Mali : Dr Oumar MARIKO enfermé, le SADI proteste


Le lundi 6 décembre 2021, le président du parti Solidarité africaine pour la démocratie et l’indépendance (SADI), Dr Oumar MARIKO, a été interpellé au Camp 1 de Bamako puis placé sous mandat de dépôt pour « injures grossières » contre le Premier ministre de la transition, le Dr Choguel Kokalla MAÏGA. Une action qui a été fortement contestée par les militants de son parti.

« Injures grossières », c’est le principal motif de l’arrestation du président du parti Solidarité africaine pour la démocratie et l’indépendance, Dr Oumar MARIKO, placé sous mandat de dépôt ce mardi 7 décembre après une garde à vue au Camp 1 de Bamako.

En effet, l’actualité politique malienne a été dominée ces derniers temps par la fuite des enregistrements vocaux de certains hauts cadres du pays. Dans la plupart des cas, les bandes sonores sont enregistrées à l’insu des intervenants.
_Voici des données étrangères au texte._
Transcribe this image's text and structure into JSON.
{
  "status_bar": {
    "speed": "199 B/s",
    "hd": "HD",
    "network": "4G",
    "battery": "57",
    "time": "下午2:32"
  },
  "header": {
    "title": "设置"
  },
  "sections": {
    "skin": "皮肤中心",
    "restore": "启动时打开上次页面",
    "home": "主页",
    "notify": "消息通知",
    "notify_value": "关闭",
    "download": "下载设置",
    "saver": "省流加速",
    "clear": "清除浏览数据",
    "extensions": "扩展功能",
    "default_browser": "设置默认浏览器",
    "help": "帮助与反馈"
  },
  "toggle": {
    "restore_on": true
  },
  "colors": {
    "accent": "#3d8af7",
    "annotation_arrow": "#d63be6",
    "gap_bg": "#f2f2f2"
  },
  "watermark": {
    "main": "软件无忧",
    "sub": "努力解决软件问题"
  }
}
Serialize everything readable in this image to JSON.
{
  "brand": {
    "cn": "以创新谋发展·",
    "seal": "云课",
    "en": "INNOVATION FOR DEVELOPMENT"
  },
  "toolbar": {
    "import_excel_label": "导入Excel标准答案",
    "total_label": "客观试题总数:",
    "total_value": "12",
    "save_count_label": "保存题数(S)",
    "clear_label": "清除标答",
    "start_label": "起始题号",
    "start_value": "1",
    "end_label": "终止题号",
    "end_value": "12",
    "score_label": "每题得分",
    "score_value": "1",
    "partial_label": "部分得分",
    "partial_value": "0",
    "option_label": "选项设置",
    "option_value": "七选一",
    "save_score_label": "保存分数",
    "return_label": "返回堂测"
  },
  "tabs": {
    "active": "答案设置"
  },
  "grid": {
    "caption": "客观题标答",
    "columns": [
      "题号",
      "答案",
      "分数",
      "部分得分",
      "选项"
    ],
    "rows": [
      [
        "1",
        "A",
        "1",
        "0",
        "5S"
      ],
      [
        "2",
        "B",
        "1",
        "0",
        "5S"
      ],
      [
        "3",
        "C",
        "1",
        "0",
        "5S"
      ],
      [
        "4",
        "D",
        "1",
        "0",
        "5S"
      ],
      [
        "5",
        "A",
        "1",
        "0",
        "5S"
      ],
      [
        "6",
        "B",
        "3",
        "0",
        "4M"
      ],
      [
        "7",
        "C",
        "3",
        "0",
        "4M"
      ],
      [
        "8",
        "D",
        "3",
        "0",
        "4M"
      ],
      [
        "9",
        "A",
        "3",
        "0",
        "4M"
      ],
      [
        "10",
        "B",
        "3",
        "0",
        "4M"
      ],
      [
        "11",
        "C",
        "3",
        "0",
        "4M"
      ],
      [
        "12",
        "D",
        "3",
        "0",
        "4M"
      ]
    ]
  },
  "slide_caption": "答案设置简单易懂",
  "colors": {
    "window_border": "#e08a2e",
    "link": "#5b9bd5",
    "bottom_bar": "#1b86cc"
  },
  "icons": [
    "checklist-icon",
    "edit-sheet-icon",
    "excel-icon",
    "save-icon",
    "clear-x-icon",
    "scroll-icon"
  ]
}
Après celui du Premier ministre qui a gonflé la toile la semaine dernière, nous assistons à la fuite d’un autre enregistrement vocal, cette fois-ci de l’opposant Dr Oumar MARIKO. Si le discours du Dr Choguel Kokalla MAÏGA, dépourvu de toute vulgarité et d’injure, est principalement fondé sur les échos du coup d’État de 2012, celui du président du parti SADI est plein d’invectives à l’encontre du Premier ministre.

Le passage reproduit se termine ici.